Taming Your Wild Child

This blog is based on everything I did right and everything I did wrong as a single mother. My ADHD daughter was DIFFICULT but has become a lovely, respectful, responsible adult. There is no such thing as a perfect child OR a perfect parent. Every child is different. I hope the following advice is helpful.

Patience is key. If you’re not a patient person by nature, you can change that. Don’t test yourself in the heat of the moment with your kid; practice patience in traffic, with relatives, and with co-workers. Train yourself to be patient. It can be done.

– Pick Your Battles. Stick to your guns when it’s important: life and death, manners in at home and in public, keeping promises, violence of any kind – physical or verbal. Angry words like “kill,” “hate,” etc. were off limits in our household. Let your kids express their opinions and feelings, let them negotiate and make their arguments, but demand respect while they’re doing it. They might actually have some valid points.

– Make a Schedule. This is not easy for some of us, but if you sit down and make a written schedule for your kiddo – same routine every day – it will pay off. I promise. Kids need to know what’s next on the agenda, particularly spirited ones. When my daughter was in grade school, I taped a checklist to the bathroom door where she could check off her daily tasks as she completed them. Her nightly chores were as simple as “brush teeth,” “lay out clothes for tomorrow,” “shower.” Change it up as needed. And be sure to schedule some “crazy time” (high-activity time) every day!

 – Forget Naptime. Some spirited children have a hard time sleeping in the middle of the day. I suggest enforcing “quiet time” instead of naptime, where tv, radio, and any other noise in the house is turned off and have your kiddo sit or lie in bed and read or engage in some other quiet activity. Reading never killed anyone. Being still is important for everyone, adults included. Same thing goes for bedtime. My daughter had to be in her bed by a certain time every night, and she was allowed to have a small light on to read or some other quiet activity. Have a “check in ” for all electronic devices at naptime/bedtime and keep them with you until it’s over.

– Limit Screen Time. This might seem old fashioned, but kids actually used to play with toys. I allowed my daughter 1 hour of screen time per day (tv. If that seems unrealistic, make it 2 hours. You can re-train your child to un-glue from screens if you want to. It might be hard, but you can do it. You should be spending at least 30 minutes a day interacting with your kids, individually if you have more than one.

– Right of Passage. Make it a BIG DEAL when you add new chores or tasks to the list. Here’s how I got my daughter to do her own laundry when she was 12: “Guess what! You’re turning 12 next week, so you get to do your own laundry now!” It worked! She saw it as a right of passage. In my opinion, your kids should be doing everything they are capable of doing for themselves (when it makes sense). If you want your kids to be self-sufficient adults, you must teach them how to be self-sufficient adults. “Do you think you’re old enough to help me in the kitchen?” Be smart; be creative.

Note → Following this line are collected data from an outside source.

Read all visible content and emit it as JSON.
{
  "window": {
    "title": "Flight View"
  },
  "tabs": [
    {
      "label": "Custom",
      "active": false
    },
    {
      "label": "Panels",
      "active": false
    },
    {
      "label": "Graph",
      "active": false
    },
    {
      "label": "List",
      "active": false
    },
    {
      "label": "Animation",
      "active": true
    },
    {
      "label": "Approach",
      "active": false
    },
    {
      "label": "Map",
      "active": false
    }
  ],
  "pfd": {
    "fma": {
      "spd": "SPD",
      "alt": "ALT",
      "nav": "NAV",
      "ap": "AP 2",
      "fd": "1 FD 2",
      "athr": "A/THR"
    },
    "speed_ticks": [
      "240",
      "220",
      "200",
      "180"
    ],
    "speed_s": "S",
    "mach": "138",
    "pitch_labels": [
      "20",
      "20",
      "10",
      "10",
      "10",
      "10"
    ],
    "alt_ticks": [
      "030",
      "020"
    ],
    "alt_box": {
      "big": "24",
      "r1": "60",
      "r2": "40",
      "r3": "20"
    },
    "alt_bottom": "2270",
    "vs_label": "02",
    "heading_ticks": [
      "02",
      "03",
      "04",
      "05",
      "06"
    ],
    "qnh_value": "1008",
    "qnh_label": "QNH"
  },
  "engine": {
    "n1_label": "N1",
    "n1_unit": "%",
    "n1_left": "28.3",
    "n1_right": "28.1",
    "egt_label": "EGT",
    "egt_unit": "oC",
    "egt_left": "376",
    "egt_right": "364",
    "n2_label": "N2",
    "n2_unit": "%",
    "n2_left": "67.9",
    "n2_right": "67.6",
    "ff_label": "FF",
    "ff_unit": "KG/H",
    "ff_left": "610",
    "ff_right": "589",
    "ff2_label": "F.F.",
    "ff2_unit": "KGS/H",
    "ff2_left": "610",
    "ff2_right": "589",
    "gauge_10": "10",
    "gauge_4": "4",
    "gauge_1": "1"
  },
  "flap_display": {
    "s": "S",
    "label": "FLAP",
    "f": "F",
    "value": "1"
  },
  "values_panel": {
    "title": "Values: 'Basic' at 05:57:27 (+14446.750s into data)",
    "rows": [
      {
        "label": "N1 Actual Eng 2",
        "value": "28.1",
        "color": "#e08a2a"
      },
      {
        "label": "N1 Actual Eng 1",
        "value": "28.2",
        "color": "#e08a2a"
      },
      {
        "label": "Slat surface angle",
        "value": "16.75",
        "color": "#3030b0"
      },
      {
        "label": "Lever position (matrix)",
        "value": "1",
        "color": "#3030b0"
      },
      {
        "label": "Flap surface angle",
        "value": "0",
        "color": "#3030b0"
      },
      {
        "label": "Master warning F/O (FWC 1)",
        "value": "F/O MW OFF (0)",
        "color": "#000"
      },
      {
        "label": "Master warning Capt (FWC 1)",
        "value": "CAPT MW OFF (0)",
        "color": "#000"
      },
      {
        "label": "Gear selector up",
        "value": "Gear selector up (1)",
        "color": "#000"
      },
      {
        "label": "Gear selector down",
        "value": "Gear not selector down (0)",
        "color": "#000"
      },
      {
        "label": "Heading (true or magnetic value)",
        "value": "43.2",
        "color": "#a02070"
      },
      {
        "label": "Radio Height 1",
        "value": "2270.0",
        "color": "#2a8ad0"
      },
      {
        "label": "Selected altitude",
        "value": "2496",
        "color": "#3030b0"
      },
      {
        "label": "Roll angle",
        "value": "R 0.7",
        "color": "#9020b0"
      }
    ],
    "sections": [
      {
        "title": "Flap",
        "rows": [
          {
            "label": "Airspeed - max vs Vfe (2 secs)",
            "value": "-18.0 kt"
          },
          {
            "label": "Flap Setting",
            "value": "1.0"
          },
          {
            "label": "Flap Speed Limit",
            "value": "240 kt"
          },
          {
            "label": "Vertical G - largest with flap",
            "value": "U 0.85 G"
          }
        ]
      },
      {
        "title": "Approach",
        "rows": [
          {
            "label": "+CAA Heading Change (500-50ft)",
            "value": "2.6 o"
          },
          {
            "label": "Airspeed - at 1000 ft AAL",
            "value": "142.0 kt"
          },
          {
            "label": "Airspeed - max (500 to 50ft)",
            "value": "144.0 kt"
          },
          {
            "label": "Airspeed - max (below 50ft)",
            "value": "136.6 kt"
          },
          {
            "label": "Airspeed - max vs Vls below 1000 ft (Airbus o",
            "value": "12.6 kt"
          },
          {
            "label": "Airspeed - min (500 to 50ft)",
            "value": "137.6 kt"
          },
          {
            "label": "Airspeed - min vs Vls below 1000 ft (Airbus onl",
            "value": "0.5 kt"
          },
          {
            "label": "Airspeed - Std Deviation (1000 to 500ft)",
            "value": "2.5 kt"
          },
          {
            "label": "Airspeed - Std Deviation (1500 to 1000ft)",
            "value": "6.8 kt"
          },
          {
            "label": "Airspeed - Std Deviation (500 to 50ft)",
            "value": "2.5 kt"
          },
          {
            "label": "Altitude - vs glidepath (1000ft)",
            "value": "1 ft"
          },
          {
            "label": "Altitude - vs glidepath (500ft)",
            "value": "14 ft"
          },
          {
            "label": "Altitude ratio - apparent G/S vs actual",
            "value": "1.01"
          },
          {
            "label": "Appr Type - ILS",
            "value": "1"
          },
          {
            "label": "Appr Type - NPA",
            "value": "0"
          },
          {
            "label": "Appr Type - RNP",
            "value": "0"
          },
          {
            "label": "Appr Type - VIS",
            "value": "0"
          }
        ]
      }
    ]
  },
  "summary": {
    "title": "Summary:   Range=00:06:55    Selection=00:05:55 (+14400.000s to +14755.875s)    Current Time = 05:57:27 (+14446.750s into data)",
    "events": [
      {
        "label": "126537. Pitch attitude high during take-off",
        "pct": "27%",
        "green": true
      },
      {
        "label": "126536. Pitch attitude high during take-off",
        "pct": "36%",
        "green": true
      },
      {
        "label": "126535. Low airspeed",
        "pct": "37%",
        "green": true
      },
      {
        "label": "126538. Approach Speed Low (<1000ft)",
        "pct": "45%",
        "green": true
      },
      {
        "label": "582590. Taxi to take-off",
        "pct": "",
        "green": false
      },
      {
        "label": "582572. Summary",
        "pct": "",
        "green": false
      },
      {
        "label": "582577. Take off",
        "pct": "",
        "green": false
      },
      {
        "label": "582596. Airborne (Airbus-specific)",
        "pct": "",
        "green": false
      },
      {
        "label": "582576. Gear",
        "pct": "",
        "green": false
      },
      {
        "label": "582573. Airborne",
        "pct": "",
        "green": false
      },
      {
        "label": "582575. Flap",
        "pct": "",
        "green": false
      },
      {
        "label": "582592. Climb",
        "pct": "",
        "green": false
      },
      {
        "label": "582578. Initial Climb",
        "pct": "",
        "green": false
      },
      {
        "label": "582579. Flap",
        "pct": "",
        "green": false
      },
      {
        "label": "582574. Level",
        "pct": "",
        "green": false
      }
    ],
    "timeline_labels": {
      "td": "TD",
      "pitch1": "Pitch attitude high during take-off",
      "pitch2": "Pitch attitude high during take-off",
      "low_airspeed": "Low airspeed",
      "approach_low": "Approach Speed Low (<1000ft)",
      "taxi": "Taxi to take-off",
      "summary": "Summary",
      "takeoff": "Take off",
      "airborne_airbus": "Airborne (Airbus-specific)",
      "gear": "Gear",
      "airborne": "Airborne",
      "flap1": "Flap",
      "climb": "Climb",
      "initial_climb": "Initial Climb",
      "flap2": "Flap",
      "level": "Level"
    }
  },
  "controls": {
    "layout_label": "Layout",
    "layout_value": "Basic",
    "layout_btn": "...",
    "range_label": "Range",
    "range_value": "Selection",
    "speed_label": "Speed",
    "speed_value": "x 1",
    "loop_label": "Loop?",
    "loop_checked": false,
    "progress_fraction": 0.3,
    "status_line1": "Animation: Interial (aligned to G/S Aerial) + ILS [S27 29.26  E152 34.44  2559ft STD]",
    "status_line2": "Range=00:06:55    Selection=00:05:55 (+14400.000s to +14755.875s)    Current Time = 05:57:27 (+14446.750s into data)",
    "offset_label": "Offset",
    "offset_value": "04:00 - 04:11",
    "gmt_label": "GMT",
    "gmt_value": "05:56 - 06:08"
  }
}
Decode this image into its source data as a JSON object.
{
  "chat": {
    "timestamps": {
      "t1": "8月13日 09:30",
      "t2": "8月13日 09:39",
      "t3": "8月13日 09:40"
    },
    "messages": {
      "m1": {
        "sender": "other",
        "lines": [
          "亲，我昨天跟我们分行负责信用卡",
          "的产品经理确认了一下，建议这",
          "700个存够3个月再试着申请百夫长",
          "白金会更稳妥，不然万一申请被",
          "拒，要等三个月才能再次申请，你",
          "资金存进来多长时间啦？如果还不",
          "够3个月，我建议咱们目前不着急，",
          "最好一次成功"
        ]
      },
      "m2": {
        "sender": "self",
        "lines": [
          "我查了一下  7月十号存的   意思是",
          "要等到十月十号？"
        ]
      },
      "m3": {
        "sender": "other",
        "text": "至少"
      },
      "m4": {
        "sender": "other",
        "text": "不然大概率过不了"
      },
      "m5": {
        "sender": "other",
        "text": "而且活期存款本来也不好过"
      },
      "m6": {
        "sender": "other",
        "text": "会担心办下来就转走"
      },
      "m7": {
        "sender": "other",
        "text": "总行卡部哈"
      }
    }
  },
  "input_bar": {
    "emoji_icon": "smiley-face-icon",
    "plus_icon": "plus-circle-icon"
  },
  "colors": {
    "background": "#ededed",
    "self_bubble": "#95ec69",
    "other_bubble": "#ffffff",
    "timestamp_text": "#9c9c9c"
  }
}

– Keep Your Hands to Yourself. I realize that there are just times when you’re gonna lose your shit. As tempting as it is to spank, please keep your hands off. There are other ways to discipline kids that won’t send them the message that “violence is ok under certain circumstances.” (Yes, I’m one of those moms.) The obvious alternative, time out. Time out isn’t just for your kids; it’s for YOU, too. If your little angel suddenly turns into the spawn from hell, at home or in public, get them and yourself away to the bathroom, car, wherever you can to change the environment. This was particularly hard for me when we were at a restaurant or a store (you still have to pay for your stuff!), but I was as vigilant as I could be. Oftentimes, I left a cart full of groceries in the middle of the aisle. An alternative to time out is a big bear hug (restraining). This worked for my daughter for a short period, until she started head-butting me and biting my hands. Be creative with the discipline, but don’t hit. Natural consequences are my favorite.

– Rewards Work. As a former pre-school teacher, I learned early on that rewards work for pretty much every kid. You can call them bribes if you want, but either way, they work. Don’t give the reward if the kid doesn’t keep his/her word. The reward doesn’t have to be anything big. I kept a cookie jar on top of the fridge with little plastic rings, bubble gum, etc. (sugar was never an option). When the task or behavior was achieved, I let my daughter stick her hand in and blindly fish around for a reward. Don’t make them wait too long for the reward or it becomes meaningless.

So, what’s unacceptable behavior? Obviously, it varies from home to home, but if it’s not acceptable at school, then it shouldn’t be acceptable at home. It’s YOUR job to teach your kids how to be functioning members of society. If you’re screaming and yelling and throwing things at home, guess what… your kids think it’s ok. You will fail (maybe daily), but don’t beat yourself up. Tomorrow’s a new day – start all over, and do better. You got this.